Diğer siyasi partilerle kıyaslayınca Cumhuriyet Halk Partisi, birçok siyasi partiden çok daha fazla kadın temsiliyetine sahip. Başta partimizde olmak üzere siyasette kadın temsiliyetini artırmak en büyük hedeflerimizden biri şu an. Genel Başkanımız Sayın Kemal Kılıçdaroğlu da bu yönde çok büyük bir hassasiyete sahip. Bizim hedefimiz Siyasi Partiler Kanunu’na cinsiyet kotasını yüzde 50 olarak hayata geçirilmesini sağlamak. Eşitlik vurgusunu hayatın her alanında kadınların daha fazla yer alabilmesi yönünde tüm platformlarda gündeme getireceğiz. Zaten bana göre bu benim olmazsa olmaz en büyük sorumluluğum.

Kadın Kolları Başkanı olarak Melih Gökçek’le ilgili gelişmeleri de yakından takip etmeye devam edecek misiniz? Zira hakkındaki suç duyuruları, ya da dönemindeki usulsüzler sizin de radarınızda…

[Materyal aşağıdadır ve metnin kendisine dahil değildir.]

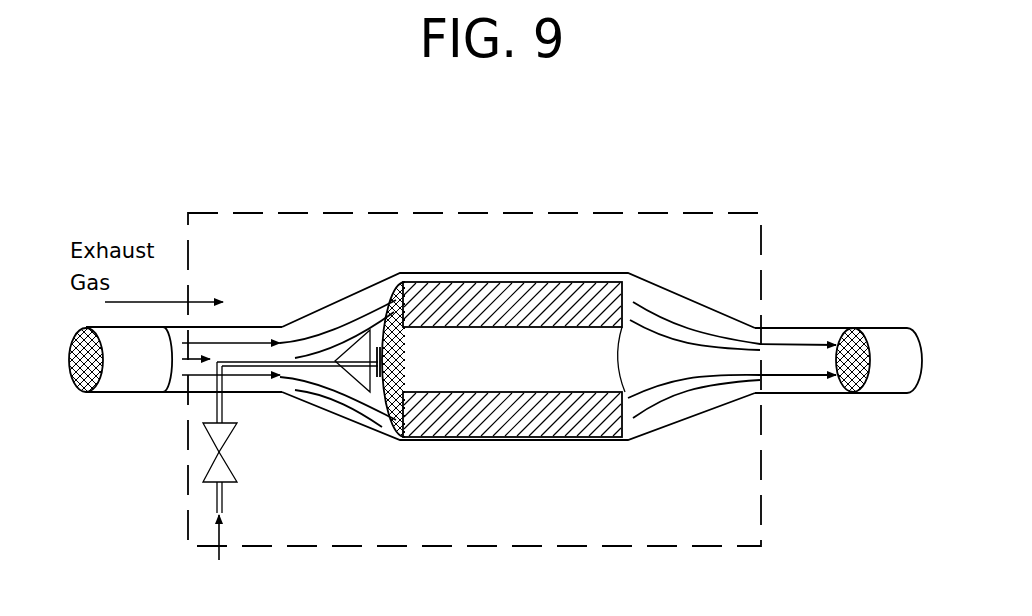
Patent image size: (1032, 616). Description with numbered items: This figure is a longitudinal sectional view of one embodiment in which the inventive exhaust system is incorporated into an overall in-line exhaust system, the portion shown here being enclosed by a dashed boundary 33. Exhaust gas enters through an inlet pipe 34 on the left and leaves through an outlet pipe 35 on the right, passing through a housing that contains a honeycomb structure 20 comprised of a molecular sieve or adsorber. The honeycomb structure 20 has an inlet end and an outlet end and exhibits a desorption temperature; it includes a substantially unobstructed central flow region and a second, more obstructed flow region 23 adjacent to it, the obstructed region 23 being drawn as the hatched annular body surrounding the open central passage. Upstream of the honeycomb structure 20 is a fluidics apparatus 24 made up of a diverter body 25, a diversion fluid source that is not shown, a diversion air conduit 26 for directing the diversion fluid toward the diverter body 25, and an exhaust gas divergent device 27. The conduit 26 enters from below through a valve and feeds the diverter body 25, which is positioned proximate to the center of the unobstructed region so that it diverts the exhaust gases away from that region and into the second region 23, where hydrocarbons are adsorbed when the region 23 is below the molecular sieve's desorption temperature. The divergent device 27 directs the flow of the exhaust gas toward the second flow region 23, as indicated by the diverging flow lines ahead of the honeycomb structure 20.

The honeycomb structure 20 is at (628, 288).
The second more obstructed flow region 23 is at (498, 308).
The fluidics apparatus 24 is at (336, 376).
The diverter body 25 is at (382, 415).
The diversion air conduit 26 is at (217, 405).
The exhaust gas divergent device 27 is at (358, 348).
The exhaust gas purifying device 33 is at (523, 190).
The inlet exhaust pipe 34 is at (122, 374).
The outlet exhaust pipe 35 is at (883, 342).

Ankara milletvekili olarak görev yaptığım 3 dönem boyunca Gökçek’in kamuyu zarara uğratan kanunsuzluklarıyla hukuk önünde mücadele etmeye çalıştım. Meclis’te olmadığım dönemlerde de halkın hakkını savunmak ve geri almak için tüm hukuki yollara başvurmaya devam ettim. Kendisi hakkında açtığım davaları geri çeviren bazı hakimler bugün FETÖ firarisi ya da cezaevinde. Er ya da geç bunca yolsuzluğun hesabı bağımsız yargı önünde verilecek. Adaletin yerini bulmasını istemekten ve bu yönde mücadele etmekten elbette hiç vazgeçmeyeceğim.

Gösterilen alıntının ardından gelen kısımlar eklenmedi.